Но самым опасным для Андрианова являлось то, что Богданов как юрист и грамотный оперативник сам занялся тщательным изучением находившихся в производстве следственных дел по участникам ленинградской антипартийной группы. Ему сразу же стало ясно, что предъявленные арестованным обвинения в измене Родине, вредительстве, антисоветской деятельности и других страшных прегрешениях не соответствовали материалам дела и доказаны не были. В течение полугода под стражей содержались 4 обвинявшихся (арестованные Ермолаевым по указанию Андрианова): бывший секретарь Ленинградского обкома, бывший начальник УМВД области и два бывших секретаря райкомов партии. Богданов поставил вопрос о прекращении дела и о немедленном освобождении руководителей, незаконно посаженных за решётку. Однако военная прокуратура Ленинграда не согласилась с этим мнением и потребовала направления дела в суд, где обвиняемые будут наказаны. Первый секретарь обкома Андрианов активно сопротивлялся прекращению этого дела. Тогда Богданов настоял на том, чтобы из Москвы прислали представителя МВД СССР. Приехавший инспектор согласился с юридически обоснованным заключением, сделанным начальником управления, и указанные арестованные были освобождены. Кроме того, по инициативе Богданова вышли на свободу также и лица, обвинявшиеся по другим делам, всего более 30 человек.
Противостояние с обкомом партии усилилось ещё и потому, что Богданов отказывался вопреки указанию Андрианова выселять из Ленинграда семьи ранее репрессированных участников антипартийной группы.
Как стали бы разворачиваться события дальше, трудно сказать. Но тут 26 июня 1953 года был арестован Берия, и всё пошло по иному руслу.
В июне 1953 года я закончил 8-й класс, и меня сразу же, чтобы не мешал брату сдавать ответственные экзамены на аттестат зрелости, отправили в Ленинград. Квартиру отцу ещё не предоставили, но он получил полагавшуюся ему госдачу в Сестрорецке. Присматривать за мной поручили мужу папиной сестры Дмитрию Павловичу Костину, который к тому времени находился по состоянию здоровья на пенсии. Мы поселились с ним вдвоём на даче и дружно прожили там всё лето.

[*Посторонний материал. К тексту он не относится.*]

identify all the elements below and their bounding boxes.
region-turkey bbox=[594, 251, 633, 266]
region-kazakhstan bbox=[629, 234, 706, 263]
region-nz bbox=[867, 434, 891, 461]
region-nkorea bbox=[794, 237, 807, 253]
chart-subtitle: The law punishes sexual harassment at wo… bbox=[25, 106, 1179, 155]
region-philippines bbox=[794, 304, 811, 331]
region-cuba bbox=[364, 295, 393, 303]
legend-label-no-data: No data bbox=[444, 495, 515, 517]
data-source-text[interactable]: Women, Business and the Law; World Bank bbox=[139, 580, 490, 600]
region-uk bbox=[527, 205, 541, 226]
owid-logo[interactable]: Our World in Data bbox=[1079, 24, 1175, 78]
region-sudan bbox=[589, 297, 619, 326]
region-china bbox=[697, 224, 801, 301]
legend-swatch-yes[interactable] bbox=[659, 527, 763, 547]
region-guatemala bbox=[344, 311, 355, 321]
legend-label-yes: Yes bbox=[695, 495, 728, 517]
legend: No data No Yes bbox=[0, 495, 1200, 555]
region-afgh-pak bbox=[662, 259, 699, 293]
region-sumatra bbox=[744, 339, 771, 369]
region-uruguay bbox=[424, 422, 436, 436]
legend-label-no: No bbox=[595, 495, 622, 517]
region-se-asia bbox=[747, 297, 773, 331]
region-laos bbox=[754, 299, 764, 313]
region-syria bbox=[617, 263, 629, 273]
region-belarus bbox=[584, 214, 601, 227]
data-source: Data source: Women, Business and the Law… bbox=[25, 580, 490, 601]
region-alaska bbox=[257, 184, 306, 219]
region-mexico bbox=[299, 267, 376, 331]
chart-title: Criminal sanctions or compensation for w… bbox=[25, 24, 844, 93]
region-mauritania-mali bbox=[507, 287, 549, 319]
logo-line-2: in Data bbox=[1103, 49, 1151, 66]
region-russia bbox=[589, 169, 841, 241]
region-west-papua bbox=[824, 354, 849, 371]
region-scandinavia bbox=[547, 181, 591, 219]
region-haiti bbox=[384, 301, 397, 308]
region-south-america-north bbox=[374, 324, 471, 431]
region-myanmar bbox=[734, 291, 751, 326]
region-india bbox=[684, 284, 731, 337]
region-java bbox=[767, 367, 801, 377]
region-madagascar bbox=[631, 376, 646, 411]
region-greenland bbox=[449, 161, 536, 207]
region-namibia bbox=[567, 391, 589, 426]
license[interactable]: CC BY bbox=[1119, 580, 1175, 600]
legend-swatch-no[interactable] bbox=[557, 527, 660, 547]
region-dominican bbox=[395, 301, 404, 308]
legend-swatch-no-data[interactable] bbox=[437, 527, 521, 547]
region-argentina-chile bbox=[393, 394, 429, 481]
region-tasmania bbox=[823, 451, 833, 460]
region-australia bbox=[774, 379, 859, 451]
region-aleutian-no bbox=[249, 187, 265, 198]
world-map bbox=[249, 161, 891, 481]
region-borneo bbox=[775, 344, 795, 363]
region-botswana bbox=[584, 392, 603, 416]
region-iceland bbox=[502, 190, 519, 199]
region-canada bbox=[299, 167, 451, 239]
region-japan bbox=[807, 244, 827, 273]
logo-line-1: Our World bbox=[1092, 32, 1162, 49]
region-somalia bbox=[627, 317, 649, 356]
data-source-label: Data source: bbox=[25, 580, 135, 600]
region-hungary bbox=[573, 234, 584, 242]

Чтобы мужикам не возиться с готовкой, папа договорился в санатории, и нам стали отпускать обеды на дом. Каждый день Дмитрий Павлович тщательно брился, одевал костюм и отправлялся в назначенный час с судками в руках на свидание. После завтрака, обеда и ужина он сам добросовестно мыл посуду, натирая тарелки до тех пор, пока они не начинали скрипеть. Жили мы уединённо, каких-либо моих одногодков, с кем можно было бы познакомиться, вокруг не встречалось. С дядей Димой мы много читали, ходили на залив, где тихо плескавшиеся на мелководье короткие волны не слишком манили к себе своей чересчур освежавшей прохладой. Как бывший следователь Дмитрий Павлович умел порасспросить и поддержать долгий интересный разговор. Изредка на дачу приезжал папа. Если он оставался ночевать, то машину не отпускал, а водитель отдыхал в комнате на первом этаже. Садом и огородом отец занимался, но мало — видно было, что его что-то заботило. С дядей Димой они часто и подолгу разговаривали. Но меня всё это, в общем-то, мало трогало, хотя нутром чувствовал, что что-то складывалось не так. Однако я настолько был уверен в своём отце, в том, что он сможет правильно разрешить все житейские проблемы, что как-то ни о каких возможных неприятностях, грозивших ему, совершенно не задумывался.